Conceptual Photographer Eva Creel was German born and Montana raised, and has since returned to Germany to continue her photographic career. We first learned about Eva thanks to an article on InMyBag.net where she listed our Strobist Collection as one her “must haves” inside her camera bag. At that point, we introduced her to our other Flash Packs and Filter Kits – to which she replied “these are wicked fun!” and began to share her fantastic photos with us. We’ve been enamored with her playful and colorful style ever since, so we were thrilled when she sent us this story of how she used our color filters to enhance her portraits for a local roller derby team.
When the Roller Girls of the Apocalypse contacted me for new promotional photos, I was elated with the potential of the project! Immediately, I began to think about where I could photograph them to really do their team justice – and Kindsbach Bunker soon came to mind. It’s an old cold war bunker in Germany that has ‘baditude’ written all over it. From the outside the bunker just looks like a hill with a metal door, but inside it’s a dark labyrinth of hallways that lead to 67 different rooms. The owner of the bunker had warned me about getting lost in there and, as he handed us the padlock to the main door, he casually reminded me to make sure I didn’t lock anyone inside. As brave as the girls were, we ended up choosing a hallway somewhat close to the entrance.

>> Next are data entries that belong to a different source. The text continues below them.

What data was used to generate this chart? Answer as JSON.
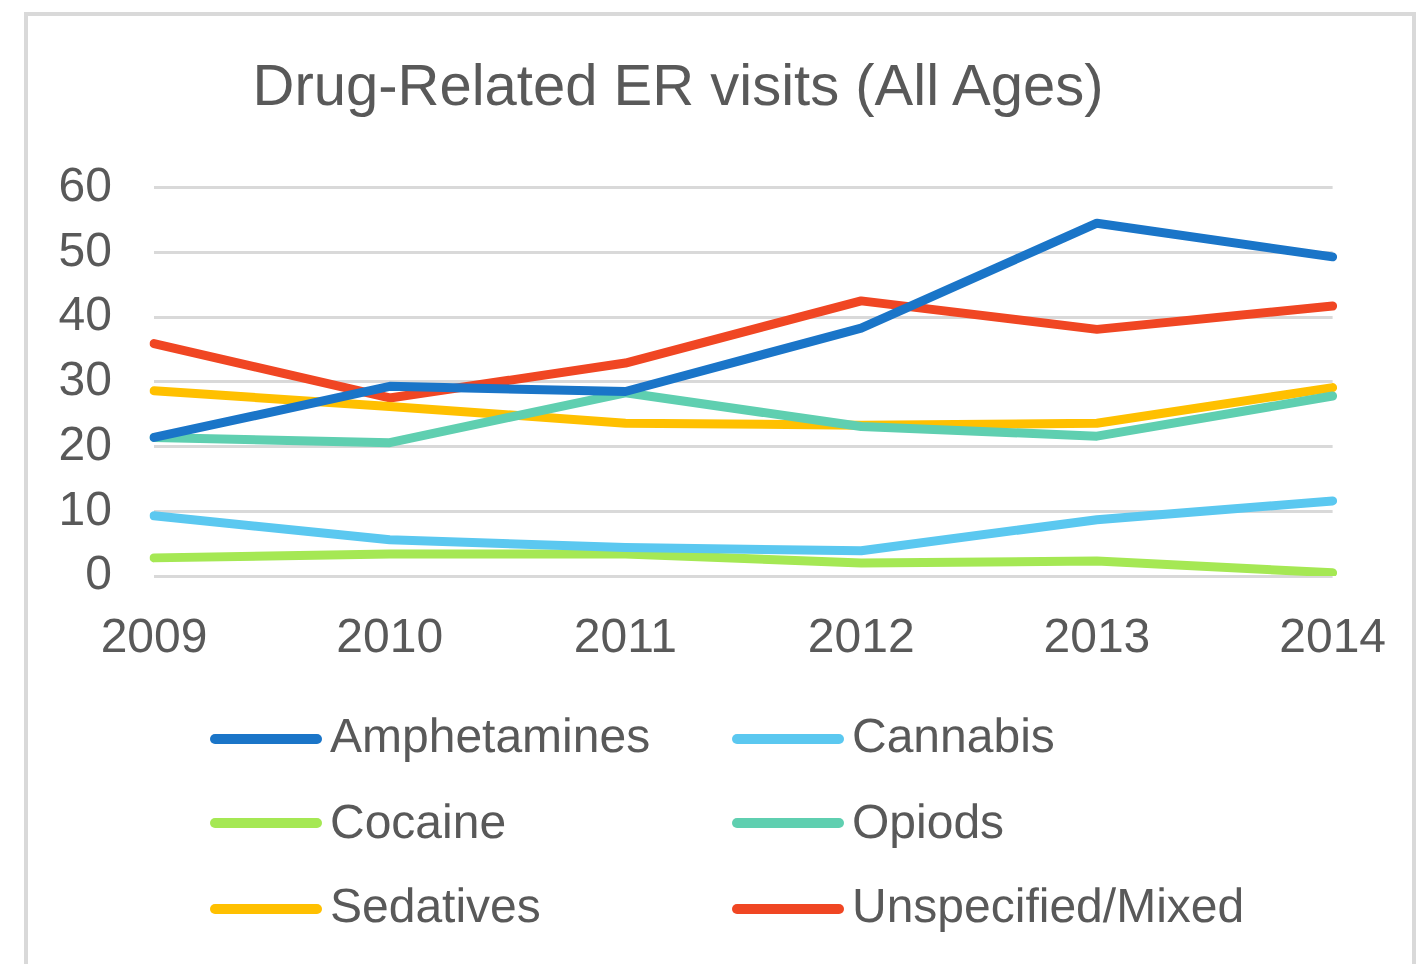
{
  "chart_data": {
    "type": "line",
    "title": "Drug-Related ER visits (All Ages)",
    "categories": [
      "2009",
      "2010",
      "2011",
      "2012",
      "2013",
      "2014"
    ],
    "series": [
      {
        "name": "Amphetamines",
        "color": "#1a75c8",
        "values": [
          21.4,
          29.3,
          28.5,
          38.3,
          54.5,
          49.3
        ]
      },
      {
        "name": "Cannabis",
        "color": "#5bc8f0",
        "values": [
          9.3,
          5.6,
          4.4,
          3.9,
          8.7,
          11.6
        ]
      },
      {
        "name": "Cocaine",
        "color": "#a5e854",
        "values": [
          2.8,
          3.4,
          3.4,
          2.0,
          2.3,
          0.5
        ]
      },
      {
        "name": "Opiods",
        "color": "#5fcfb0",
        "values": [
          21.4,
          20.6,
          28.3,
          23.1,
          21.6,
          27.8
        ]
      },
      {
        "name": "Sedatives",
        "color": "#ffc000",
        "values": [
          28.6,
          26.2,
          23.6,
          23.3,
          23.6,
          29.1
        ]
      },
      {
        "name": "Unspecified/Mixed",
        "color": "#f04623",
        "values": [
          35.9,
          27.5,
          32.9,
          42.5,
          38.1,
          41.7
        ]
      }
    ],
    "ylim": [
      0,
      60
    ],
    "yticks": [
      0,
      10,
      20,
      30,
      40,
      50,
      60
    ],
    "grid": "y",
    "legend": "bottom",
    "marker": "none",
    "line_style": "solid"
  }
}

The lighting setup originally consisted of three speed lights, but we added another one for more light on the models legs and skates: one flash behind the model in the hallway, two in front, left and right (as best we could fit them in the narrow space) and one on the floor. I gelled two of the lights using filters from the CalColor Flash Pack. For the background light I knew I wanted a rich, dramatic color so I chose CalColor 4290 90 Blue – the deepest blue from the primary color section of the pack. The second gel, which I placed on the main front light, was CalColor 30 Red to add some warmth to the girl’s skin and avoid any green tinting from the bunker walls.
We spent three hours in that bunker! That included set up and shooting almost 30 roller derby girls. Editing in post mostly consisted of retouching skin, retouching some of the battle bruises and scrapes, and some dodge and burning for a little extra drama. It’s worth noting that I did not color-correct any of these images.
I am so impressed with the results of adding the CalColor blue to the back light. The images with the blue-colored background compared to how the image looked without it were night and day to me! That little piece of gel is what made the images “Apocalypse Derby Girl” worthy.